The well known Harvard law professor emeritus and self-confessed liberal sounded off at the time of the Senate inquiry saying, “Until Judge Brett Kavanaugh was accused of horrible crimes-sexual assault, lewd conduct and even gang rape-his confirmation hearings could fairly, if not entirely accurately, be characterized as a “job interview.” The burden was on him to demonstrate his suitability to serve on the Supreme Court. He apparently met that burden in the eyes of a majority, a partisan one to be sure, and seemed on the way to getting the job.

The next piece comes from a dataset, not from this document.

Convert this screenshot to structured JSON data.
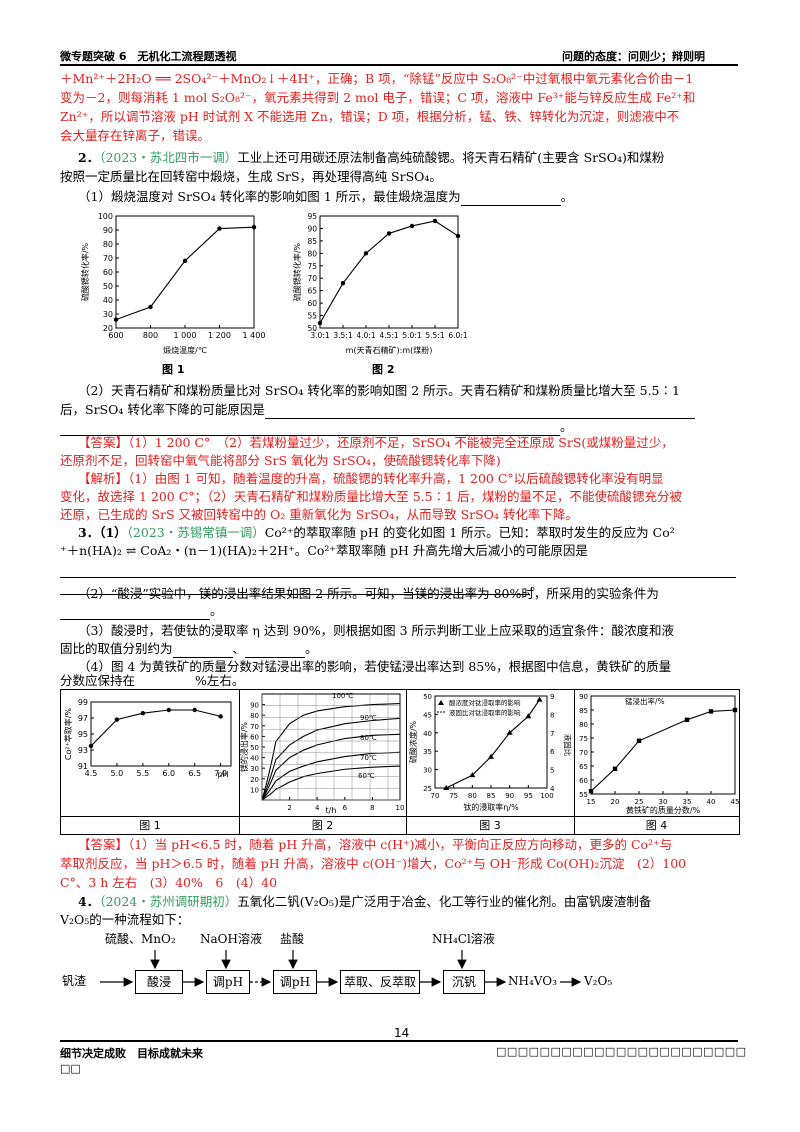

“But now everything has changed. So should the burden of persuasion. The behavior of which Judge Kavanaugh has been accused is so serious and devastating that it requires a high level of proof before forming the basis for his rejection. There is an enormous and dispositive difference between a candidate’s rejection on ideological grounds, as was the case with Robert Bork, and rejection on the ground that he has committed crimes warranting lifetime imprisonment rather than a lifetime appointment. (Wall Street Journal, September 30, 2018)”


Some have suggested Kavanaugh had experienced a blackout at the time of the alleged sexual assault. The New York Times article ‘Kavanaugh and the Blackout Theory’ begins, “One of the trickiest things about blackouts is that you don’t necessarily know you’re having one . . . . Blackouts are like a philosophical riddle inside a legal conundrum: If you can’t remember a thing, how do you know it happened? (New York Times, September 29, 2018)”


David Ravenhill, the son of Leonard Ravenhill, wrote, “If America doesn’t concentrate in prayer, they will pray in concentration camps.” President Trump was elected to govern in the natural arena; the church was birthed to govern in the spiritual realm. Our power and authority is far greater than any Congress, Senate, Supreme Court or president. If we fail to take our place, America will miss her day of visitation, like Jerusalem of old. It’s time to rise up and take our rightful place before the throne of God and implore God for a mighty move of His Spirit.

“Revival or revolution? The church will decide. (Charisma, August 24, 2017)”

It is certainly not the time to stop praying! It is time to pray. Our future as a country depends on it.